Simple proof of Cauchy Integral formula for derivatives
Solution 1:
We need to prove that differentiation under the integral is permissible. To do so, we will estimate the difference between the difference quotient, $\frac{f(a+\Delta z)-f(a)}{\Delta z}$,and the result we obtain from differentiating under the integral, $\frac{1}{2\pi i}\oint_C \frac{f(z)}{(z-a)^2}\,dz$.
We begin with Cauchy's Integral formula.
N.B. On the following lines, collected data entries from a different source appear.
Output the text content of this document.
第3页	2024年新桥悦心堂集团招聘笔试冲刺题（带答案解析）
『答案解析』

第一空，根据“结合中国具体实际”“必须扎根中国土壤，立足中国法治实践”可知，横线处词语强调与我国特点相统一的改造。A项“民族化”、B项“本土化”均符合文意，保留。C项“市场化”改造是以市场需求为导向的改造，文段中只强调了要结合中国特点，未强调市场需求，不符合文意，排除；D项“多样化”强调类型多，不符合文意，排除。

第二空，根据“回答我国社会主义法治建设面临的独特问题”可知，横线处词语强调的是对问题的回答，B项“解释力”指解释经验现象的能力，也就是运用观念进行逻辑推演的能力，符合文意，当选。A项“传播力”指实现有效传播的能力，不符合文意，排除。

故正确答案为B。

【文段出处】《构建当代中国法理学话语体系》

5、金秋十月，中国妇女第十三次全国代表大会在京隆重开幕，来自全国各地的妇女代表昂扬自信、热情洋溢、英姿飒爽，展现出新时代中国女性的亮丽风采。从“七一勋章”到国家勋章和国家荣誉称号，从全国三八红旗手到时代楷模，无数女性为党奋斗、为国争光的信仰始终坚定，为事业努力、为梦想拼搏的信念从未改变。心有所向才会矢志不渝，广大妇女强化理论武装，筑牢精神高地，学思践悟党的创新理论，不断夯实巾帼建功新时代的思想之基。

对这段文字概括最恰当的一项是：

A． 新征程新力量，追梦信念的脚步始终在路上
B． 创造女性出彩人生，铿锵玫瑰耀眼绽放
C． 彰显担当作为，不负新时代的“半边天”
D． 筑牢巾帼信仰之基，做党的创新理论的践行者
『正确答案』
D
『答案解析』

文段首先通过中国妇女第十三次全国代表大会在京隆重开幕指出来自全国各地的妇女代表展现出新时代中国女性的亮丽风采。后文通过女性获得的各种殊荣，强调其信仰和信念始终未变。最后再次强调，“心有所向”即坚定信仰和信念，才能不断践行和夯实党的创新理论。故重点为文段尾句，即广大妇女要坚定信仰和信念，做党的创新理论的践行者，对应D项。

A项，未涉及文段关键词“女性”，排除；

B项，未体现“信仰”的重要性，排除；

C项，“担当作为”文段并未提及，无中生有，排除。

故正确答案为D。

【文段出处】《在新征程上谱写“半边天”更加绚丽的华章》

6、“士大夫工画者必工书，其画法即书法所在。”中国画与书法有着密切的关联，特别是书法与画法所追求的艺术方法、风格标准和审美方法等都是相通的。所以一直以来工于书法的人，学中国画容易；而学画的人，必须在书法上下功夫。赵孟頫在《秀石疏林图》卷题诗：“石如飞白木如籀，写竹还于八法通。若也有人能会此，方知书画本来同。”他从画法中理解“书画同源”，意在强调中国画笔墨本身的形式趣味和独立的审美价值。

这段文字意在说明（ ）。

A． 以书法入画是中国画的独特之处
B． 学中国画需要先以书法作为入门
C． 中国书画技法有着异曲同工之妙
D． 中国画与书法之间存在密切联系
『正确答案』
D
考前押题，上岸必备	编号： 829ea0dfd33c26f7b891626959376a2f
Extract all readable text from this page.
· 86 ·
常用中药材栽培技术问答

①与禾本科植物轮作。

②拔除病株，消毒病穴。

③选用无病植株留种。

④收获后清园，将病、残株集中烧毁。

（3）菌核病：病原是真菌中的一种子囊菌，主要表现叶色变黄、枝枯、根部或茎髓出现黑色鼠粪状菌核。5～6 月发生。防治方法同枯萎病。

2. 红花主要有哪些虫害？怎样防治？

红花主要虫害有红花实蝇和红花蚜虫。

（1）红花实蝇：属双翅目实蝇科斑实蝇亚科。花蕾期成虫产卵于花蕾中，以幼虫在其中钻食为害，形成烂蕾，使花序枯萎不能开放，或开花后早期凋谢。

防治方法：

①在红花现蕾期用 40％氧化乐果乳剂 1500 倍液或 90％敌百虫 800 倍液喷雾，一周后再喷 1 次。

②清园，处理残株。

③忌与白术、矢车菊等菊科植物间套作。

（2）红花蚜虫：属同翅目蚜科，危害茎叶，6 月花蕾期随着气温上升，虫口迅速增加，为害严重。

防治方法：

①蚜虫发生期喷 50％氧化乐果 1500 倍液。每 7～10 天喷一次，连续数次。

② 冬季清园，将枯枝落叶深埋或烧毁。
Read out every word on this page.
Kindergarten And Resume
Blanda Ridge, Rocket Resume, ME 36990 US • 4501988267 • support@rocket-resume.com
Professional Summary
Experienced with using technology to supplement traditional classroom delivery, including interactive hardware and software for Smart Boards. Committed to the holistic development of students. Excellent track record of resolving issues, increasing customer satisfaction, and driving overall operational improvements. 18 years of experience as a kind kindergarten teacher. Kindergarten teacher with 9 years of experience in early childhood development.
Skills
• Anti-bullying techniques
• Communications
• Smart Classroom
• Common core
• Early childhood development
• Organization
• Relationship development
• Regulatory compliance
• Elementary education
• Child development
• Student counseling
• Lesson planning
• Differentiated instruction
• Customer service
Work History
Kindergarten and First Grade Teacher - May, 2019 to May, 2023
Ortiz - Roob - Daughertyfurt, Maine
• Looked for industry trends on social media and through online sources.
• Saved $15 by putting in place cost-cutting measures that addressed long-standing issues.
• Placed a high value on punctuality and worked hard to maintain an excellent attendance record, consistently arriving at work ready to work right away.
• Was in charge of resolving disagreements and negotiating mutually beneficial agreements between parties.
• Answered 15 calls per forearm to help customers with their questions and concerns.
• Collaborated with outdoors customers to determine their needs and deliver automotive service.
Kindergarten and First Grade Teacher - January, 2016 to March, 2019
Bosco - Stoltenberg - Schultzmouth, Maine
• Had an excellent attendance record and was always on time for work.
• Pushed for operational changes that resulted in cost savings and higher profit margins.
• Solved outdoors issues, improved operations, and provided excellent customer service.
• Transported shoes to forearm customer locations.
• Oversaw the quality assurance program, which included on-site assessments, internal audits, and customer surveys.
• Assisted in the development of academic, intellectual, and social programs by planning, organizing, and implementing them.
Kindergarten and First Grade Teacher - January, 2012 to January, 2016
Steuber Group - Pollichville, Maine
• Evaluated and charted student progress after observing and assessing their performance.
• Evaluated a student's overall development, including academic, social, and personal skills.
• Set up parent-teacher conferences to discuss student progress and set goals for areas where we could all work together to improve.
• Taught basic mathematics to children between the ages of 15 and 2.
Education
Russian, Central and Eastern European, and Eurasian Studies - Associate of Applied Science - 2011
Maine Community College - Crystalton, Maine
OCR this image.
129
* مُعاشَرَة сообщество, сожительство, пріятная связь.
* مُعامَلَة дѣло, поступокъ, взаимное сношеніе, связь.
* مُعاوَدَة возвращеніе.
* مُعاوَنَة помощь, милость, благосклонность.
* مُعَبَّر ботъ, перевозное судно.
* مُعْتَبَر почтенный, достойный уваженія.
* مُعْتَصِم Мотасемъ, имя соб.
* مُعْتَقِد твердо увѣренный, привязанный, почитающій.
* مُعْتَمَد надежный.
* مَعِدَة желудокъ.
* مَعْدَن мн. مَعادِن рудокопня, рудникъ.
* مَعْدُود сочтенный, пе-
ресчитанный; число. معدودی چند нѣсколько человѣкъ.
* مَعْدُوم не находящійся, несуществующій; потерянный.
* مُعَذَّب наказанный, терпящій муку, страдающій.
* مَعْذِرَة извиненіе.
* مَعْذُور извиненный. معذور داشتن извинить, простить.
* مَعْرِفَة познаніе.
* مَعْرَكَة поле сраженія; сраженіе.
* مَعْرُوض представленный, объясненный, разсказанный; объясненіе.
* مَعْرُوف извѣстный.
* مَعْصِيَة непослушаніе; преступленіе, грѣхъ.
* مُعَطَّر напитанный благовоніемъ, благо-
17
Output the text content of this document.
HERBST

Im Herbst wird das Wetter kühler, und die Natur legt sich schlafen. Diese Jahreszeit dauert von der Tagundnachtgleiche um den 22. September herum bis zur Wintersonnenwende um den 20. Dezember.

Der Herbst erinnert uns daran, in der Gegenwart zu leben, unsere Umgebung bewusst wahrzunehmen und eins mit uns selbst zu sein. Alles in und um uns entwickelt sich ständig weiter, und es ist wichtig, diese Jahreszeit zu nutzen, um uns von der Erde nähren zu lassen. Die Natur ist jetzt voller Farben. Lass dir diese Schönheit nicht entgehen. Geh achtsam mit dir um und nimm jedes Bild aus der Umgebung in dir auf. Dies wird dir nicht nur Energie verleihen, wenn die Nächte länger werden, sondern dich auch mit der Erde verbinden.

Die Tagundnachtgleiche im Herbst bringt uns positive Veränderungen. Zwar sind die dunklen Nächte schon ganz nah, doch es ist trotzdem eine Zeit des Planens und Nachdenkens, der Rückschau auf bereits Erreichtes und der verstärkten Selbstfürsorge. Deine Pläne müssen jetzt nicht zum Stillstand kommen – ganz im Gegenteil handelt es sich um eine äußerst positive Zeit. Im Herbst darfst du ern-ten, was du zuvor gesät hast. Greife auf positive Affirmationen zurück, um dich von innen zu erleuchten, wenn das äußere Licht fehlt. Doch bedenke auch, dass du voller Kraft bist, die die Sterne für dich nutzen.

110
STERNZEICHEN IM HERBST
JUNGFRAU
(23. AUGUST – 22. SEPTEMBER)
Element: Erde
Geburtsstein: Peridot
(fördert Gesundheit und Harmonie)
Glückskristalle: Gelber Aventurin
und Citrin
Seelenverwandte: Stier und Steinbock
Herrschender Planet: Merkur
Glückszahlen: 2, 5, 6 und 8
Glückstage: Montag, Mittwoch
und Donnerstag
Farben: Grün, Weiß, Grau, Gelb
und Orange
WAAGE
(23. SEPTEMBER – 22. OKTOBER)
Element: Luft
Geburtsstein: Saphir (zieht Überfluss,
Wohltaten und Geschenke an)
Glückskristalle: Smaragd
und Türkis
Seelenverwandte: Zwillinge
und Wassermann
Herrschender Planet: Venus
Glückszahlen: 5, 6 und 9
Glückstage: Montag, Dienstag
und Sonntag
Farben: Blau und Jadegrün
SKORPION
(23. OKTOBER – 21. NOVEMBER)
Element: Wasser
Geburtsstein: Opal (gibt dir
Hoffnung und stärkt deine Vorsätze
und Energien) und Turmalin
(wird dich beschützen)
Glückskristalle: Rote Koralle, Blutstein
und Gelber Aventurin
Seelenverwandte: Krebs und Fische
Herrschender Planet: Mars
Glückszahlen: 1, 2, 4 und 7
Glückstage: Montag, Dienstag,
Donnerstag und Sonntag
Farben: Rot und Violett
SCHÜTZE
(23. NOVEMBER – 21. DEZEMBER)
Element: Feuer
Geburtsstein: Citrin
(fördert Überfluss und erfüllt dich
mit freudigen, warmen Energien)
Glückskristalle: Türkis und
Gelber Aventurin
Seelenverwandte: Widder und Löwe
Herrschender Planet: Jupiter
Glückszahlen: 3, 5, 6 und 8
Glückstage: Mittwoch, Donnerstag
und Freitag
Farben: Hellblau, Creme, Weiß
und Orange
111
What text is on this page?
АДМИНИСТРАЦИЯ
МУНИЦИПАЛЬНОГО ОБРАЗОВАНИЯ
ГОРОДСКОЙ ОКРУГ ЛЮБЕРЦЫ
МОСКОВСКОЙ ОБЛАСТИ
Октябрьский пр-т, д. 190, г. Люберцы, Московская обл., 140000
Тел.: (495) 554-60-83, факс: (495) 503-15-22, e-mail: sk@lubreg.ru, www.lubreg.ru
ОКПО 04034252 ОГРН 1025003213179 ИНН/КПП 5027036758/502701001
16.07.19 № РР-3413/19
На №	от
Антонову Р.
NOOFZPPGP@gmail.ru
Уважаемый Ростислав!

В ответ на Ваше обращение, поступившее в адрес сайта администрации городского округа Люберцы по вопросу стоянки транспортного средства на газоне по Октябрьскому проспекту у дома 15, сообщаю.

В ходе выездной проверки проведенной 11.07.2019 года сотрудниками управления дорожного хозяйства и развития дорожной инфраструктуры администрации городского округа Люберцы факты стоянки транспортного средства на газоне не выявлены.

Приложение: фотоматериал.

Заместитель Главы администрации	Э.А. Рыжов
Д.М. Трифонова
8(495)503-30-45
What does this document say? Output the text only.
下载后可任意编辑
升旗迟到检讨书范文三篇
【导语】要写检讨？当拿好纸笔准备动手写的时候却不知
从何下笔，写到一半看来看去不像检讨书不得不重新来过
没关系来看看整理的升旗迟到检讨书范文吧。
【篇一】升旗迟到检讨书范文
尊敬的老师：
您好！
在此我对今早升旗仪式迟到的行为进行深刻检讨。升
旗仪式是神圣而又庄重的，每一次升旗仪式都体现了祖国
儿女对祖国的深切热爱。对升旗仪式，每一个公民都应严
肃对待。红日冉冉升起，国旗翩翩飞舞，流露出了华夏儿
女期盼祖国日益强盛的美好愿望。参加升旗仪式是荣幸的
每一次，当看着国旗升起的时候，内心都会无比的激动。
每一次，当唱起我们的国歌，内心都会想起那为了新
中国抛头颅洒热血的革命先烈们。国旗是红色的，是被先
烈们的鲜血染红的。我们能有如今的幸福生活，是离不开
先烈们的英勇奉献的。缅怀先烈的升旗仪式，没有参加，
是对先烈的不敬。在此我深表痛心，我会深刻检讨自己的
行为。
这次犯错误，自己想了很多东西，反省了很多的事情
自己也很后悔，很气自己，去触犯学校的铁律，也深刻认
If $f$ is analytic, then
$$f(a)=\frac{1}{2\pi i}\oint_C \frac{f(z)}{z-a}\,dz \tag 1$$
We will show now that $f'(a)=\frac1{2\pi i}\oint_C\frac{f(z)}{(z-a)^2}\,dz$.
From $(1)$, we find that
$$\begin{align} \left|\underbrace{\frac{f(a+\Delta z)-f(a)}{\Delta z}}_{\to f'(a)\,\,\text{if the limit exists}}-\underbrace{\frac{1}{2\pi i}\oint_C \frac{f(z)}{(z-a)^2}\,dz}_{\text{Differentiating under the integral}}\right|&=\left|\frac{\Delta z}{(2\pi i)}\oint_C \frac{f(z)}{(z-a-\Delta z)(z-a)^2}\,dz\right|\\\\ &\le \frac{|\Delta z|}{2\pi}\oint_C \frac{|f(z)|}{|z-a|^2|z-a-\Delta z|}\,|dz| \end{align}$$
Since $f$ is continuous, it is bounded by say $B$. Hence, $|f(z)|\le B$ for $z\in C$.
Denote $L$ to be the length of the contour $C$ and denote $r$ to be the shortest distance between $a$ and any point on $C$.
We take $|\Delta z|<r$. Using the estimates $|z-a|\ge r$ and from the triangle inequality $|z-a-\Delta z|\ge ||z-a|-|\Delta z||\ge r-|\Delta z|$ reveals
$$\begin{align} \left|\frac{f(a+\Delta z)-f(a)}{\Delta z}-\frac{1}{2\pi i}\oint_C \frac{f(z)}{(z-a)^2}\,dz\right|&\le \frac{|\Delta z|BL}{2\pi r^2(r-|\Delta z|)}\to 0\,\,\text{as}\,\,\Delta z\to 0 \end{align}$$
Therefore, we have proven that
$$f'(a)=\frac1{2\pi i}\oint_C\frac{f(z)}{(z-a)^2}\,dz$$
and therefore
$$\begin{align} f'(a)&=\lim_{\Delta z\to 0}\frac{f(a+\Delta z)-f(a)}{\Delta z}\\\\ &=\lim_{\Delta z\to 0}\frac{1}{2\pi i}\oint_C\frac{f(z)}{(z-a)(z-a-\Delta z)}\,dz\\\\ &=\frac{1}{2\pi i}\oint_C \lim_{\Delta z\to 0}\left(\frac{f(z)}{(z-a)(z-a-\Delta z)}\right)\,dz\\\\ &=\frac{1}{2\pi i}\oint_C\frac{f(z)}{(z-a)^2}\,dz \end{align}$$